Questionné par les médias durant sa tournée électorale, Justin Trudeau a affirmé qu’il ne revenait pas à l’État central «de gérer des décisions des commissions scolaires». «Au niveau personnel, je ne suis jamais d’accord avec le fait de brûler des livres, mais il faut aussi se souvenir que ce n’est pas à moi, ce n’est pas aux non-autochtones de dire aux autochtones comment ils devraient se sentir ou comment ils devraient agir pour avancer la réconciliation», a déclaré le Premier ministre sortant.
Une attitude conciliante qui tranche avec le point de vue du Premier ministre québécois sur le sujet, François Legault:
«Pour moi, brûler des livres, c’est un acte atroce», a quant à lui opposé le chef d’État de centre.
Selon Claude Simard, aucun chef de parti fédéral ne s’est suffisamment montré ferme envers le conseil scolaire et le ministère de l’Éducation de l’Ontario, lequel l’a appuyé dans certaines démarches: «Par souci de bien-pensance, surtout en période électorale, aucun des chefs dans la course n’a vraiment eu en fait le courage de dénoncer le caractère totalitaire de l’autodafé ontarien et de proposer une analyse critique des dérives du milieu scolaire canadien», déplore l’ex-enseignant.

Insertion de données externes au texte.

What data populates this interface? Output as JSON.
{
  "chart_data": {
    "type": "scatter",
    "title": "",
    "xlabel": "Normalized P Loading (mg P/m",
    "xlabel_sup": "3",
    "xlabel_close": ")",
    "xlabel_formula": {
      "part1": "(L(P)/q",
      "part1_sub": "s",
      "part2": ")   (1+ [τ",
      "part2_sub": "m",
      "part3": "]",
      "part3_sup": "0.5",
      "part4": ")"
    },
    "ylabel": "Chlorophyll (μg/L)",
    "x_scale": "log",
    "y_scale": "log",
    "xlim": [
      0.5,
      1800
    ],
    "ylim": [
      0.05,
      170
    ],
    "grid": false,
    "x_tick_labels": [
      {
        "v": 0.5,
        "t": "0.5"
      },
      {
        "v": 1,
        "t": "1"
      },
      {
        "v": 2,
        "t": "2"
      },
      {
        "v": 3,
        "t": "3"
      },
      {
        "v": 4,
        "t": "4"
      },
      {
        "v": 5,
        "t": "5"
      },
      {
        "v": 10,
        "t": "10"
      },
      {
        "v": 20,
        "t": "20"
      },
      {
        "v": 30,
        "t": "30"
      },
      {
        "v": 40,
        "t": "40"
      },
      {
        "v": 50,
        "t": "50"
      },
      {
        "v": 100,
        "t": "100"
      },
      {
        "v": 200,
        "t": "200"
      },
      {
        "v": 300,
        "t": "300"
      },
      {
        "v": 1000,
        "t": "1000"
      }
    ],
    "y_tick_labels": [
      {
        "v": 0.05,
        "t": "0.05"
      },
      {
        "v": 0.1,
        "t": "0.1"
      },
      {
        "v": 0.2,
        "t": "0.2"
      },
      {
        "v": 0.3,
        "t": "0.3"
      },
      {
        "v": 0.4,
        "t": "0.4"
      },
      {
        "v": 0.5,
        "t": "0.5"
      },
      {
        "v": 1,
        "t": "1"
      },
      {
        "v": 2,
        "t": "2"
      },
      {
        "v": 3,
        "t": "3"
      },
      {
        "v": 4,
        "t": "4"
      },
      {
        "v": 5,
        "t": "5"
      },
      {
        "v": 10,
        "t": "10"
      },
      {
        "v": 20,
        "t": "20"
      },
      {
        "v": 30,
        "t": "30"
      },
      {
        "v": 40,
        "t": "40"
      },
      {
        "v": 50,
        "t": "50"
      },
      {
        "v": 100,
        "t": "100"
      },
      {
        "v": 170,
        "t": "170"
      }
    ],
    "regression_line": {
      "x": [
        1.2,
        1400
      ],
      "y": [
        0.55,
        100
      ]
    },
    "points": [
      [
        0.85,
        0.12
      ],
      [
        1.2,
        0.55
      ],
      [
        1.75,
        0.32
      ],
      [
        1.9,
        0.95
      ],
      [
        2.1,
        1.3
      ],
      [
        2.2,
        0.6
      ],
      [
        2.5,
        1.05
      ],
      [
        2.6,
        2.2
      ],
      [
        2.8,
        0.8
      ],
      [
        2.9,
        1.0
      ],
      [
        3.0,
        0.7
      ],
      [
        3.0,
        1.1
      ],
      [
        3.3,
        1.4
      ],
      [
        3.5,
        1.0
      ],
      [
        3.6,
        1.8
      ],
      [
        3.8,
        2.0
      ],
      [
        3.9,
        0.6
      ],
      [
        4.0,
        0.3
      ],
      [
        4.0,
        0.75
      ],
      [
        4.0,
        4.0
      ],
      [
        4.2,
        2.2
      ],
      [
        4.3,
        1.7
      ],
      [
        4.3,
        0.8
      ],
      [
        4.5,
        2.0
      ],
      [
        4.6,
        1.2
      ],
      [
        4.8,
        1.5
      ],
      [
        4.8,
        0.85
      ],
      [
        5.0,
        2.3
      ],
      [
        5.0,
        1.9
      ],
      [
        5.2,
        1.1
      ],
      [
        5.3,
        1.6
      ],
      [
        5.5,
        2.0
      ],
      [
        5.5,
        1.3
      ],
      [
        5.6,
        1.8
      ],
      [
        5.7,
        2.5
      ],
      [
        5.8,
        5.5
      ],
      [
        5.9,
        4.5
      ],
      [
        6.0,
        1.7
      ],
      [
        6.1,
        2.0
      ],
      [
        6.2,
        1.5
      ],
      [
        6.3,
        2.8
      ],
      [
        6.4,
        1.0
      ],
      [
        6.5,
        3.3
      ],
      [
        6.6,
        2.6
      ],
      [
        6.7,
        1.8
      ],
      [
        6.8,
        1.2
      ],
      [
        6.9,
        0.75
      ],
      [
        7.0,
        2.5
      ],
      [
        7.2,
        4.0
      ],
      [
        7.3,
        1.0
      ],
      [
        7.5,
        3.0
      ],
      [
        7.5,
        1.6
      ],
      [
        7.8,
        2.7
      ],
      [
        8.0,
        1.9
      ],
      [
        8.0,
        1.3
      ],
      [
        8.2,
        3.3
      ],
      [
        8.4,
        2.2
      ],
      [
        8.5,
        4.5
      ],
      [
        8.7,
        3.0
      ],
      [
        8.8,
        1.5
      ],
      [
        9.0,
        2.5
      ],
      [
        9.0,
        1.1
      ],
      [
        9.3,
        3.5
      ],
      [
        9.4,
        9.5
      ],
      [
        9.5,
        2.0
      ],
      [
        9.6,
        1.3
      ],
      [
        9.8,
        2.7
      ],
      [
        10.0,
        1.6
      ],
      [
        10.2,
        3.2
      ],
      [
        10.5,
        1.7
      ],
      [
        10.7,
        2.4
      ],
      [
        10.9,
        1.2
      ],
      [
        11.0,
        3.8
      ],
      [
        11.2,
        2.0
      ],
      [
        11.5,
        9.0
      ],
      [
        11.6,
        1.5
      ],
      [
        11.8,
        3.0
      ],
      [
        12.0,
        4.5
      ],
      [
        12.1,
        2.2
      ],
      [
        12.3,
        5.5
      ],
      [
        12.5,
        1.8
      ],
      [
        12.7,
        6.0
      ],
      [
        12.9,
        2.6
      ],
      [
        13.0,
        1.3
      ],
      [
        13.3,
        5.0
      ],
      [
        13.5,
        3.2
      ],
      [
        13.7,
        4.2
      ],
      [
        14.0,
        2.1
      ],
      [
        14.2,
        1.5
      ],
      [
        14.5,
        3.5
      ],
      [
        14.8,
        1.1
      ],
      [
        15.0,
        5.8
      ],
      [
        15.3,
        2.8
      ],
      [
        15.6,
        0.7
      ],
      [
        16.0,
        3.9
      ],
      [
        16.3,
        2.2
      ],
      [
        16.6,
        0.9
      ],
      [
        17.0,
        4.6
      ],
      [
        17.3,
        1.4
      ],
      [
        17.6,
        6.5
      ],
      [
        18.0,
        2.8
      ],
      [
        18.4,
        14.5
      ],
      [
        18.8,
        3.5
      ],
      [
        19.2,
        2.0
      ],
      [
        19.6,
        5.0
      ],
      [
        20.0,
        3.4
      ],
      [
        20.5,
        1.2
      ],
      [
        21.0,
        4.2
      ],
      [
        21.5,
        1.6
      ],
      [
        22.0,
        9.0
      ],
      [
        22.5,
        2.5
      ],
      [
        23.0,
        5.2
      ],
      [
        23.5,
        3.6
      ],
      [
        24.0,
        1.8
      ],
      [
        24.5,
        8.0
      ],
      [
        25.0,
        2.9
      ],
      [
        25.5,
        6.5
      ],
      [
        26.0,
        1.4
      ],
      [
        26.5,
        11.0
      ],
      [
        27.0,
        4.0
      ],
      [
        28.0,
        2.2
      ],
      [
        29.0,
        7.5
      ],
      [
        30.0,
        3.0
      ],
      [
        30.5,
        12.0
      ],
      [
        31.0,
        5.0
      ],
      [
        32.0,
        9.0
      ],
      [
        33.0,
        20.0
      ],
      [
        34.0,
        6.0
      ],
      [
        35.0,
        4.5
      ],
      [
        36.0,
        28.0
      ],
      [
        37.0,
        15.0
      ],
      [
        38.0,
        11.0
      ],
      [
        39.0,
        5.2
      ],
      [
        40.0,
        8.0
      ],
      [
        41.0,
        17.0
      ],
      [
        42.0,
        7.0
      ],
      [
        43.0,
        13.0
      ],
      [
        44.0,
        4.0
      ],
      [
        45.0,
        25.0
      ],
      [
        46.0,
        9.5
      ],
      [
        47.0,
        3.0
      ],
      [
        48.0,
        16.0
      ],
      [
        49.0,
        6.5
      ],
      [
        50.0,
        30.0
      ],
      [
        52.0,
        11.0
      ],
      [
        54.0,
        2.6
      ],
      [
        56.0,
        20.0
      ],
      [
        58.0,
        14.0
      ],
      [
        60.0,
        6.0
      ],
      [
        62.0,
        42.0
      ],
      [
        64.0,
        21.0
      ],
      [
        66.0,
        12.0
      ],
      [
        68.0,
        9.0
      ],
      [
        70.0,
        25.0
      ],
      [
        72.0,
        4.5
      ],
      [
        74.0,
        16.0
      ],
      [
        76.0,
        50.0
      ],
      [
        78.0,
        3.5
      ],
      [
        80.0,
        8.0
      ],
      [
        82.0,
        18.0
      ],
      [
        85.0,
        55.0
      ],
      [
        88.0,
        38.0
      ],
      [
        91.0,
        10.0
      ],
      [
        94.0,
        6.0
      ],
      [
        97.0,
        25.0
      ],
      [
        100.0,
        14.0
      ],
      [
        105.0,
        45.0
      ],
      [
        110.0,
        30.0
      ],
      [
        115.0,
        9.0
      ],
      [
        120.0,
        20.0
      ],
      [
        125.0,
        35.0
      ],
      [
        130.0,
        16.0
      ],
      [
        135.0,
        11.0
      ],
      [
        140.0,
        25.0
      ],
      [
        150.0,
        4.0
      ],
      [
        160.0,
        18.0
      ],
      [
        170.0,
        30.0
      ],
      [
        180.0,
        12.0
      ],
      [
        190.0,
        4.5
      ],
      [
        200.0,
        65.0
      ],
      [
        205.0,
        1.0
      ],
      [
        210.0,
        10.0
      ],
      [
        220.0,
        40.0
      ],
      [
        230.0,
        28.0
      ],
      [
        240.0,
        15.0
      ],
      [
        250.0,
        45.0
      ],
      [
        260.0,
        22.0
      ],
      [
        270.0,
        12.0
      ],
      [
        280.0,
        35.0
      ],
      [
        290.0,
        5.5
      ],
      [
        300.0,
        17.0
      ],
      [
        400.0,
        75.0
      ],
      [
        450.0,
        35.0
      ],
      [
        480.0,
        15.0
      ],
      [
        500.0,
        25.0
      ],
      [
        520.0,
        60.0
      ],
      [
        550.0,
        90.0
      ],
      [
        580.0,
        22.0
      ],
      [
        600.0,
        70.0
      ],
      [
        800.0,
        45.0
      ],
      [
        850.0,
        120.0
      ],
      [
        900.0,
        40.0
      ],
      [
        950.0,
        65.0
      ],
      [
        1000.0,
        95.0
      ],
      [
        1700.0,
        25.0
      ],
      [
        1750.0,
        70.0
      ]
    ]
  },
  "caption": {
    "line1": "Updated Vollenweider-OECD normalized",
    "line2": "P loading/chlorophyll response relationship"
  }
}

Dans l’embarras et sous la pression, le Conseil scolaire catholique Providence a annoncé le 8 septembre qu’il suspendait le retrait et la destruction de livres. La direction du conseil s’est également dite «troublée et inquiète» d’apprendre que Suzy Kies n’était pas amérindienne à part entière:
«Le Conseil scolaire catholique Providence croyait fermement les affirmations de Suzy Kies lorsqu’elle disait être autochtone de la Confédération des Wbanakis et du clan de la Tortue», a déclaré la porte-parole de l’organisation, Lyne Cossette.